Citi Personal Wealth Management onboarding process
To reach out to one of the firm’s financial advisors, potential clients can call 1-877-357-3399 or search for local Citi locations with financial advisors using the search tool on the firm’s website. Before any relationship formally begins, clients must sign a program agreement that spells out the services and fees.
Once established as a client, expect to hear from Citi through periodic performance reviews or annual check-ins during which your advisor will make sure your situation has not changed.
Is Citi Personal Wealth Management right for you?
Citi Personal Wealth Management aims to offer Citi clients investment products and wealth management services alongside the brand’s traditional banking and product offerings. Current Citi clients can look at their advisory program offerings since they may qualify for some services, such as financial planning, at no-cost, or get discounts on other services. In addition, clients looking to establish a relationship with a large bank offering a laundry list of investment options can consider Citi.

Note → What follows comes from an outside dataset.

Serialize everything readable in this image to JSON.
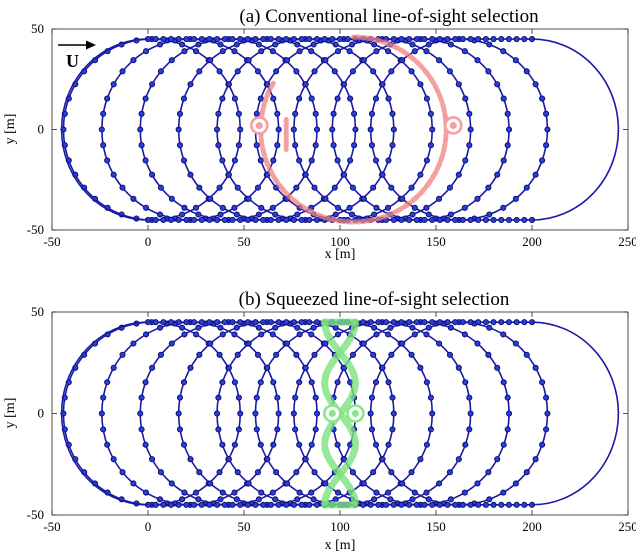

Clients will need to speak to each specific advisor to determine his or her services and fees, since they vary by advisor. And remember, fees are negotiable. You’ll also want to keep in mind the fact that Citi Personal Wealth Management does earn commissions for certain products and services, and that not all advisors can offer every service, making it all the more important to ask questions of an advisor before moving forward in your relationship.